There is a thread for feature requests.
The same principles apply to a desktop and mobile. If your desktop view is complicated in any way, its not a good design. Start at the lowest built in breakpoint for Foundation or Bootstrap. It will be a tablet view, 576 to 768 pixel. It will be easy to create a design that collapse down to 320 px - even if not refined, and using the same principles you already know, have the design flow up. If you know you are going to have 4 cards across on a desktop, and 2 on mobile, then you make the columns, or give them the appropriate classes, sizes or flex basis at the built in breakpoints. If your webpage is so complicated that a desktop can not easily and visually move to a tablet or the other way around, you have gone off on a horrific tangent in usability design and need to rethink it. What happens if someone takes your website, and miracasts it onto a 80" inch television - are you just putting in failsafes in cast that happens (thus designing "desktop-up")?
You need to understand what these Frameworks are. Coffeecup is now making RSD to use the Frameworks Foundation and Bootstrap. The framework they created Coffeegrinder, is not going forward beyond what it already has. I don't know the decision why, but I will guess because companies like Zurb and Twitter give out their frameworks for free use, and makes its hard to compete free.
Foundation and Bootstrap might have been desktop down at one time. They are not any longer, and they never will be unless people get sick and tired of using mobile devices and and designers stop caring much for mobile applications and websites. There are other frameworks, and new one being made, and they also are mobile first.
Designing mobile first, is different, but it is not hard, and it is better for all sites of all sizes in the long run. You need to read these and understand why this is a trend - a trend start a long time ago and actually has pretty much stopped trending, as it is the way frameworks are at now. Even RSD 1.5 had options for mobile first. I believe people get stuck in a desktop down approach because its the first way they learn, and when learning about responsive they are tought how a desktop can be made responsive.

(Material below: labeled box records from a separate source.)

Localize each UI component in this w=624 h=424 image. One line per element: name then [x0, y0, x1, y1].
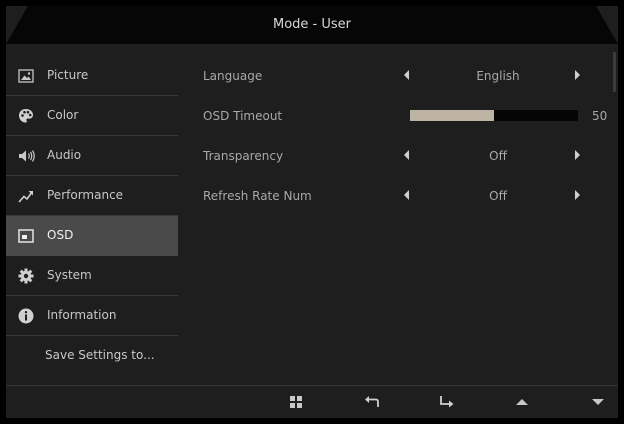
setting-value: English: [476, 69, 520, 83]
down-icon[interactable]: [589, 394, 607, 410]
sidebar-item-label: Save Settings to...: [45, 348, 155, 362]
gear-icon: [18, 268, 34, 284]
arrow-left-icon[interactable]: [404, 150, 409, 160]
setting-transparency[interactable]: Transparency Off: [178, 136, 618, 176]
osd-window: Mode - User Picture Color Audio Performa…: [6, 6, 618, 418]
setting-value: Off: [489, 149, 507, 163]
setting-label: Refresh Rate Num: [203, 189, 312, 203]
info-icon: [18, 308, 34, 324]
picture-icon: [18, 68, 34, 84]
arrow-right-icon[interactable]: [575, 190, 580, 200]
arrow-left-icon[interactable]: [404, 190, 409, 200]
sidebar-item-label: Performance: [47, 188, 124, 202]
sidebar-menu: Picture Color Audio Performance OSD Syst…: [6, 56, 178, 375]
setting-label: OSD Timeout: [203, 109, 283, 123]
menu-grid-icon[interactable]: [287, 394, 305, 410]
sidebar-item-save-settings[interactable]: Save Settings to...: [6, 336, 178, 375]
setting-label: Language: [203, 69, 263, 83]
settings-panel: Language English OSD Timeout 50 Transpar…: [178, 56, 618, 216]
sidebar-item-color[interactable]: Color: [6, 96, 178, 136]
setting-language[interactable]: Language English: [178, 56, 618, 96]
setting-osd-timeout[interactable]: OSD Timeout 50: [178, 96, 618, 136]
sidebar-item-performance[interactable]: Performance: [6, 176, 178, 216]
trend-icon: [18, 188, 34, 204]
slider-fill: [410, 110, 494, 121]
sidebar-item-system[interactable]: System: [6, 256, 178, 296]
sidebar-item-osd[interactable]: OSD: [6, 216, 178, 256]
sidebar-item-label: OSD: [47, 228, 74, 242]
sidebar-item-information[interactable]: Information: [6, 296, 178, 336]
arrow-right-icon[interactable]: [575, 150, 580, 160]
osd-header: Mode - User: [6, 6, 618, 44]
setting-value: 50: [592, 109, 608, 123]
arrow-right-icon[interactable]: [575, 70, 580, 80]
back-icon[interactable]: [363, 394, 381, 410]
setting-refresh-rate-num[interactable]: Refresh Rate Num Off: [178, 176, 618, 216]
osd-timeout-slider[interactable]: [410, 110, 578, 121]
footer-button-bar: [6, 386, 618, 418]
arrow-left-icon[interactable]: [404, 70, 409, 80]
speaker-icon: [18, 148, 35, 164]
up-icon[interactable]: [513, 394, 531, 410]
palette-icon: [18, 108, 34, 124]
scrollbar[interactable]: [613, 52, 616, 92]
setting-label: Transparency: [203, 149, 284, 163]
sidebar-item-label: Color: [47, 108, 79, 122]
sidebar-item-label: Information: [47, 308, 117, 322]
enter-icon[interactable]: [438, 394, 456, 410]
sidebar-item-label: System: [47, 268, 92, 282]
sidebar-item-picture[interactable]: Picture: [6, 56, 178, 96]
sidebar-item-label: Picture: [47, 68, 89, 82]
sidebar-item-audio[interactable]: Audio: [6, 136, 178, 176]
sidebar-item-label: Audio: [47, 148, 82, 162]
page-title: Mode - User: [272, 17, 351, 32]
osd-icon: [18, 228, 34, 244]
setting-value: Off: [489, 189, 507, 203]
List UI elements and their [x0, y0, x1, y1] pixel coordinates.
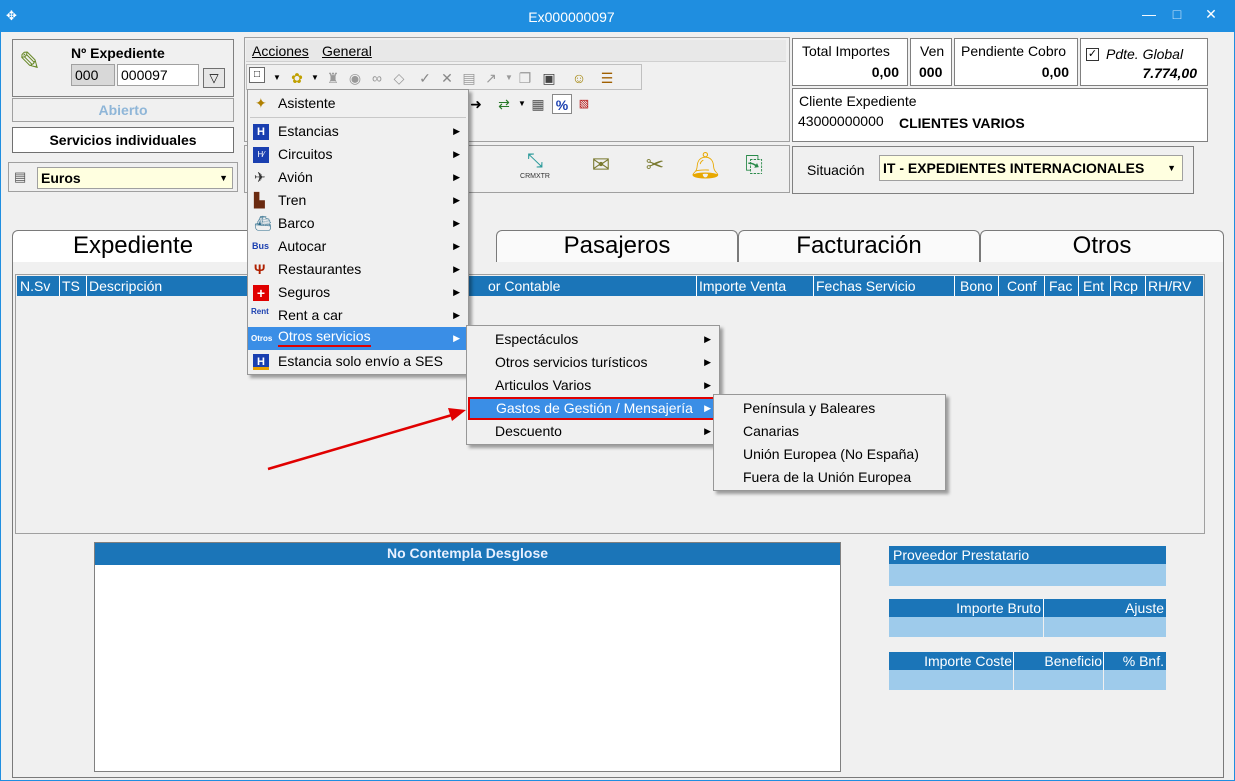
annotation-arrow [267, 408, 466, 471]
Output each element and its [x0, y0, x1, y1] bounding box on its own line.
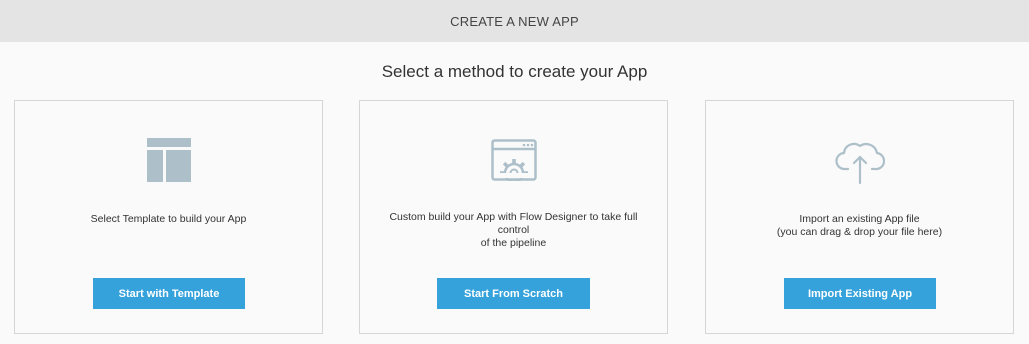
- flow-designer-window-gear-icon: [490, 139, 537, 181]
- template-description: Select Template to build your App: [90, 213, 247, 225]
- method-heading: Select a method to create your App: [381, 62, 648, 81]
- template-card[interactable]: Select Template to build your App Start …: [14, 100, 323, 334]
- template-layout-icon: [146, 138, 191, 182]
- scratch-card[interactable]: Custom build your App with Flow Designer…: [359, 100, 668, 334]
- page-title: CREATE A NEW APP: [450, 13, 579, 29]
- start-from-scratch-button[interactable]: Start From Scratch: [437, 278, 590, 309]
- import-card[interactable]: Import an existing App file (you can dra…: [705, 100, 1014, 334]
- top-bar: CREATE A NEW APP: [0, 0, 1029, 42]
- cloud-upload-icon: [834, 142, 885, 185]
- scratch-description: Custom build your App with Flow Designer…: [389, 211, 638, 249]
- start-with-template-button[interactable]: Start with Template: [93, 278, 245, 309]
- import-existing-app-button[interactable]: Import Existing App: [784, 278, 936, 309]
- import-description: Import an existing App file (you can dra…: [776, 213, 943, 238]
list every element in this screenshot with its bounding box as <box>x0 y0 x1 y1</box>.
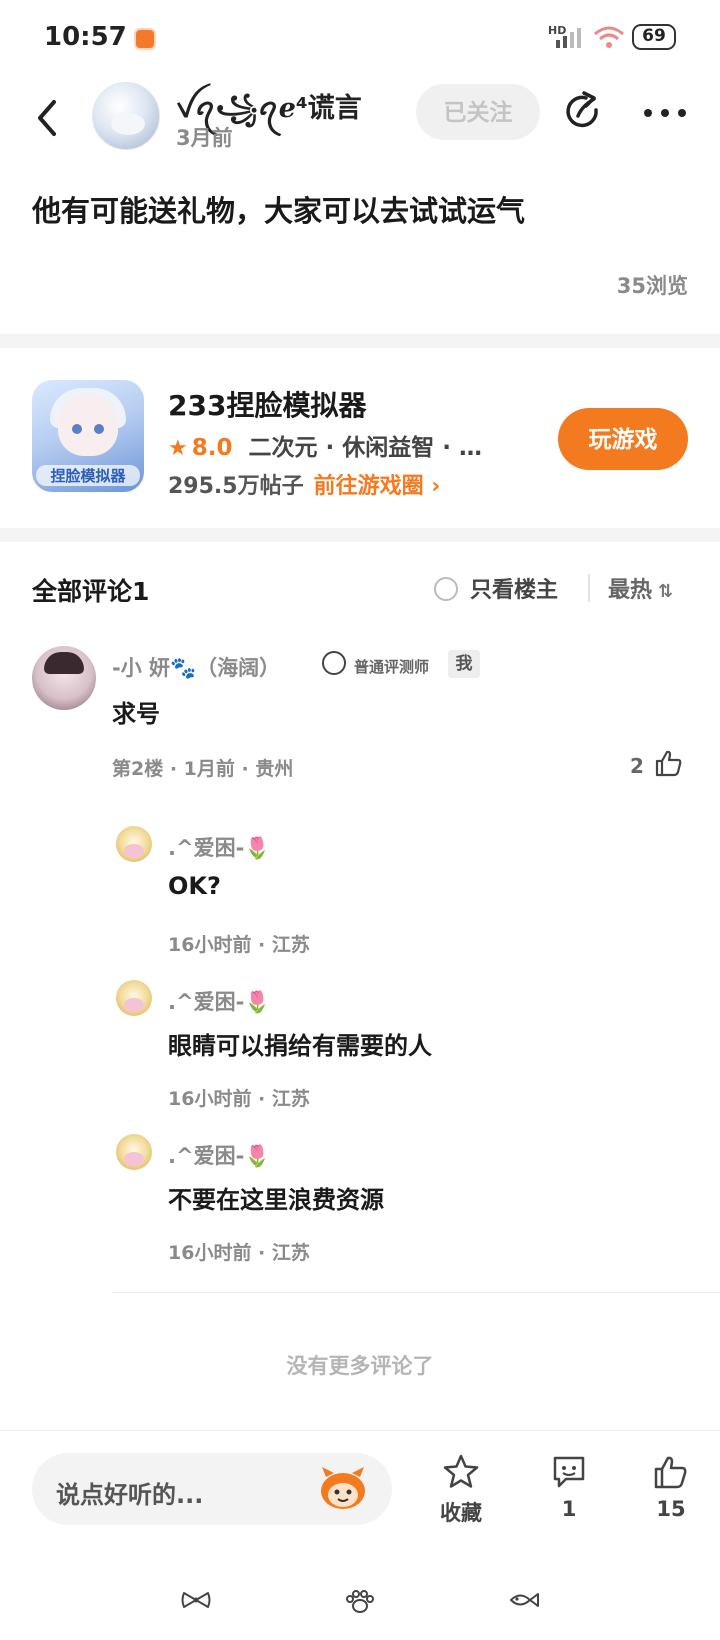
share-icon[interactable] <box>562 90 606 134</box>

http://zurb.com/word/mobile-first
http://www.webinsation.com/why-should-i-design-for-mobile-first/
http://bradfrost.com/blog/web/mobile-first-responsive-web-design/
Once content is structured, the first context to pipe the content into is the mobile web. Why start here and not the desktop? The mobile web is far more restrictive, eclectic and unstable than other contexts. The mobile context is hazy. Is the user on the go or on the couch? Are they on WiFi or EDGE? By first creating an experience that prioritizes a worst-case mobile scenario, you ensure that your users will be able to accomplish their goals despite a lot of factors working against them. In short, if you can support the mobile web, you can support anything.
Scaling up from the mobile context versus scaling down from the desktop context ensures that your message, content and functionality remain intact as the screen real estate and connection speed increase. Scaling down runs the risk of your core message and functionality getting lost by the time you squish it all the way down to the mobile context.